I don’t know why I chose to watch this again, but I’m kind of glad I did. If I was going off what I remembered about this film, it might have ended up on my bottom 100 list (which I am currently working on). It doesn’t deserve that. I don’t know why I hated this film so much the first time I saw it. Is it a good film? No. But it is not one of the worst films ever made.
Nicolas Cage is over the top, that’s for sure. But some like their Cage that way, so for you that might be a plus. One thing I hated about this film was that the two main kids (Canterbury/Robinson) are constantly acting like Children of the Corn. These kids have zero personality. They’re the most depressing kids on film. They just sit there and stare a lot. They’re not really even creepy, they’re just incredibly dull.
There’s a cool concept in Knowing, which I didn’t really appreciate before I suppose. Watching it unfold again, and remembering plot points yet to come was interesting. I remember hating the ending, and I still hate the ending. People who defend Knowing (yes, there are people who defend Knowing) might think I mean the aliens/angels angle. No, that’s not it at all. My problem is the final shot of the movie, which features our two main kids running across a field to a tree. Like Adam and Eve? Are you going to provide for them? Cause these two kids definitely do not know how to hunt and gather, and have shown zero life skills at being able to survive without their parents. In fact, putting these two kids on their own will almost certainly lead to their death. So why these two kids? Why are there no other children shown? Was it not important enough to get a racial balance in the new world? It’s kinda racist to say the saviors of the human race are two white kids. I still hate absolutely everything about this ending.
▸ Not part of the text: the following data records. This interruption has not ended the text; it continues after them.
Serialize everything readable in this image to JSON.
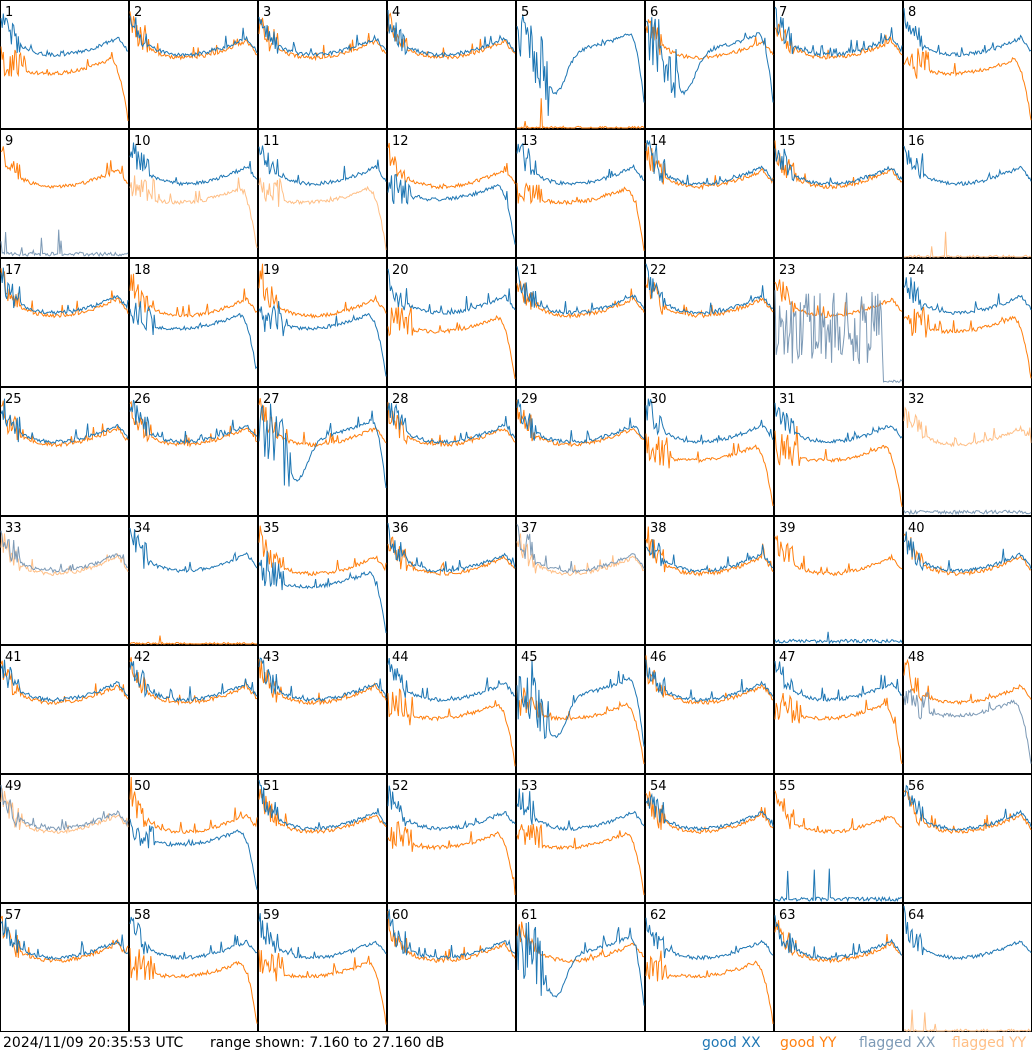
{
  "footer": {
    "timestamp": "2024/11/09 20:35:53 UTC",
    "range": "range shown: 7.160 to 27.160 dB"
  },
  "legend": {
    "good_xx": "good XX",
    "good_yy": "good YY",
    "flagged_xx": "flagged XX",
    "flagged_yy": "flagged YY"
  },
  "colors": {
    "good_xx": "#1f77b4",
    "good_yy": "#ff7f0e",
    "flagged_xx": "#7d9ab6",
    "flagged_yy": "#ffbf86"
  },
  "chart_data": {
    "type": "line",
    "layout": "8x8 small multiples",
    "ylim": [
      7.16,
      27.16
    ],
    "yunit": "dB",
    "panels": [
      {
        "label": "1",
        "xx": "good",
        "yy": "good",
        "xx_shape": "normal",
        "yy_shape": "low"
      },
      {
        "label": "2",
        "xx": "good",
        "yy": "good",
        "xx_shape": "normal",
        "yy_shape": "normal"
      },
      {
        "label": "3",
        "xx": "good",
        "yy": "good",
        "xx_shape": "normal",
        "yy_shape": "normal"
      },
      {
        "label": "4",
        "xx": "good",
        "yy": "good",
        "xx_shape": "normal",
        "yy_shape": "normal"
      },
      {
        "label": "5",
        "xx": "good",
        "yy": "good",
        "xx_shape": "dip",
        "yy_shape": "dead"
      },
      {
        "label": "6",
        "xx": "good",
        "yy": "good",
        "xx_shape": "dip",
        "yy_shape": "normal"
      },
      {
        "label": "7",
        "xx": "good",
        "yy": "good",
        "xx_shape": "normal",
        "yy_shape": "normal"
      },
      {
        "label": "8",
        "xx": "good",
        "yy": "good",
        "xx_shape": "normal",
        "yy_shape": "low"
      },
      {
        "label": "9",
        "xx": "flagged",
        "yy": "good",
        "xx_shape": "dead",
        "yy_shape": "normal"
      },
      {
        "label": "10",
        "xx": "good",
        "yy": "flagged",
        "xx_shape": "normal",
        "yy_shape": "low"
      },
      {
        "label": "11",
        "xx": "good",
        "yy": "flagged",
        "xx_shape": "normal",
        "yy_shape": "low"
      },
      {
        "label": "12",
        "xx": "good",
        "yy": "good",
        "xx_shape": "low",
        "yy_shape": "normal"
      },
      {
        "label": "13",
        "xx": "good",
        "yy": "good",
        "xx_shape": "normal",
        "yy_shape": "low"
      },
      {
        "label": "14",
        "xx": "good",
        "yy": "good",
        "xx_shape": "normal",
        "yy_shape": "normal"
      },
      {
        "label": "15",
        "xx": "good",
        "yy": "good",
        "xx_shape": "normal",
        "yy_shape": "normal"
      },
      {
        "label": "16",
        "xx": "good",
        "yy": "flagged",
        "xx_shape": "normal",
        "yy_shape": "dead"
      },
      {
        "label": "17",
        "xx": "good",
        "yy": "good",
        "xx_shape": "normal",
        "yy_shape": "normal"
      },
      {
        "label": "18",
        "xx": "good",
        "yy": "good",
        "xx_shape": "low",
        "yy_shape": "normal"
      },
      {
        "label": "19",
        "xx": "good",
        "yy": "good",
        "xx_shape": "low",
        "yy_shape": "normal"
      },
      {
        "label": "20",
        "xx": "good",
        "yy": "good",
        "xx_shape": "normal",
        "yy_shape": "low"
      },
      {
        "label": "21",
        "xx": "good",
        "yy": "good",
        "xx_shape": "normal",
        "yy_shape": "normal"
      },
      {
        "label": "22",
        "xx": "good",
        "yy": "good",
        "xx_shape": "normal",
        "yy_shape": "normal"
      },
      {
        "label": "23",
        "xx": "flagged",
        "yy": "good",
        "xx_shape": "noisy",
        "yy_shape": "normal"
      },
      {
        "label": "24",
        "xx": "good",
        "yy": "good",
        "xx_shape": "normal",
        "yy_shape": "low"
      },
      {
        "label": "25",
        "xx": "good",
        "yy": "good",
        "xx_shape": "normal",
        "yy_shape": "normal"
      },
      {
        "label": "26",
        "xx": "good",
        "yy": "good",
        "xx_shape": "normal",
        "yy_shape": "normal"
      },
      {
        "label": "27",
        "xx": "good",
        "yy": "good",
        "xx_shape": "dip",
        "yy_shape": "normal"
      },
      {
        "label": "28",
        "xx": "good",
        "yy": "good",
        "xx_shape": "normal",
        "yy_shape": "normal"
      },
      {
        "label": "29",
        "xx": "good",
        "yy": "good",
        "xx_shape": "normal",
        "yy_shape": "normal"
      },
      {
        "label": "30",
        "xx": "good",
        "yy": "good",
        "xx_shape": "normal",
        "yy_shape": "low"
      },
      {
        "label": "31",
        "xx": "good",
        "yy": "good",
        "xx_shape": "normal",
        "yy_shape": "low"
      },
      {
        "label": "32",
        "xx": "flagged",
        "yy": "flagged",
        "xx_shape": "dead",
        "yy_shape": "normal"
      },
      {
        "label": "33",
        "xx": "flagged",
        "yy": "flagged",
        "xx_shape": "normal",
        "yy_shape": "normal"
      },
      {
        "label": "34",
        "xx": "good",
        "yy": "good",
        "xx_shape": "normal",
        "yy_shape": "dead"
      },
      {
        "label": "35",
        "xx": "good",
        "yy": "good",
        "xx_shape": "low",
        "yy_shape": "normal"
      },
      {
        "label": "36",
        "xx": "good",
        "yy": "good",
        "xx_shape": "normal",
        "yy_shape": "normal"
      },
      {
        "label": "37",
        "xx": "flagged",
        "yy": "flagged",
        "xx_shape": "normal",
        "yy_shape": "normal"
      },
      {
        "label": "38",
        "xx": "good",
        "yy": "good",
        "xx_shape": "normal",
        "yy_shape": "normal"
      },
      {
        "label": "39",
        "xx": "good",
        "yy": "good",
        "xx_shape": "dead",
        "yy_shape": "normal"
      },
      {
        "label": "40",
        "xx": "good",
        "yy": "good",
        "xx_shape": "normal",
        "yy_shape": "normal"
      },
      {
        "label": "41",
        "xx": "good",
        "yy": "good",
        "xx_shape": "normal",
        "yy_shape": "normal"
      },
      {
        "label": "42",
        "xx": "good",
        "yy": "good",
        "xx_shape": "normal",
        "yy_shape": "normal"
      },
      {
        "label": "43",
        "xx": "good",
        "yy": "good",
        "xx_shape": "normal",
        "yy_shape": "normal"
      },
      {
        "label": "44",
        "xx": "good",
        "yy": "good",
        "xx_shape": "normal",
        "yy_shape": "low"
      },
      {
        "label": "45",
        "xx": "good",
        "yy": "good",
        "xx_shape": "dip",
        "yy_shape": "low"
      },
      {
        "label": "46",
        "xx": "good",
        "yy": "good",
        "xx_shape": "normal",
        "yy_shape": "normal"
      },
      {
        "label": "47",
        "xx": "good",
        "yy": "good",
        "xx_shape": "normal",
        "yy_shape": "low"
      },
      {
        "label": "48",
        "xx": "flagged",
        "yy": "good",
        "xx_shape": "low",
        "yy_shape": "normal"
      },
      {
        "label": "49",
        "xx": "flagged",
        "yy": "flagged",
        "xx_shape": "normal",
        "yy_shape": "normal"
      },
      {
        "label": "50",
        "xx": "good",
        "yy": "good",
        "xx_shape": "low",
        "yy_shape": "normal"
      },
      {
        "label": "51",
        "xx": "good",
        "yy": "good",
        "xx_shape": "normal",
        "yy_shape": "normal"
      },
      {
        "label": "52",
        "xx": "good",
        "yy": "good",
        "xx_shape": "normal",
        "yy_shape": "low"
      },
      {
        "label": "53",
        "xx": "good",
        "yy": "good",
        "xx_shape": "normal",
        "yy_shape": "low"
      },
      {
        "label": "54",
        "xx": "good",
        "yy": "good",
        "xx_shape": "normal",
        "yy_shape": "normal"
      },
      {
        "label": "55",
        "xx": "good",
        "yy": "good",
        "xx_shape": "dead",
        "yy_shape": "normal"
      },
      {
        "label": "56",
        "xx": "good",
        "yy": "good",
        "xx_shape": "normal",
        "yy_shape": "normal"
      },
      {
        "label": "57",
        "xx": "good",
        "yy": "good",
        "xx_shape": "normal",
        "yy_shape": "normal"
      },
      {
        "label": "58",
        "xx": "good",
        "yy": "good",
        "xx_shape": "normal",
        "yy_shape": "low"
      },
      {
        "label": "59",
        "xx": "good",
        "yy": "good",
        "xx_shape": "normal",
        "yy_shape": "low"
      },
      {
        "label": "60",
        "xx": "good",
        "yy": "good",
        "xx_shape": "normal",
        "yy_shape": "normal"
      },
      {
        "label": "61",
        "xx": "good",
        "yy": "good",
        "xx_shape": "dip",
        "yy_shape": "normal"
      },
      {
        "label": "62",
        "xx": "good",
        "yy": "good",
        "xx_shape": "normal",
        "yy_shape": "low"
      },
      {
        "label": "63",
        "xx": "good",
        "yy": "good",
        "xx_shape": "normal",
        "yy_shape": "normal"
      },
      {
        "label": "64",
        "xx": "good",
        "yy": "flagged",
        "xx_shape": "normal",
        "yy_shape": "dead"
      }
    ]
  }
}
The special effects are OK. This film had about a 50M budget, which is just enough to make one or two decent FX shots. Instead, they went for 3-4 passable FX shots. For example, the train sequence in Skyfall looks much better than the train sequence in Knowing. One looks real, one just looks like good CGI. The difference is that you know one shot is clearly fake, even if it does look pretty good for being fake. It takes you out of the movie.
Rarely do I watch a film that I hated, then have the opportunity to turn around and say “actually…”. Normally, I never revisit a film that I’ve tagged as “awful”, because what’s the point? For some reason, I came back to Knowing, and found myself appreciating the screenplay a lot more. The screenplay is probably the best thing about this film, as the base concept for this film is intriguing. It’s what keeps you watching long after you’ve given up on the characters. I can’t help but think that a film from the director of The Crow and I Robot should have been much better, but this is the film we got anyway.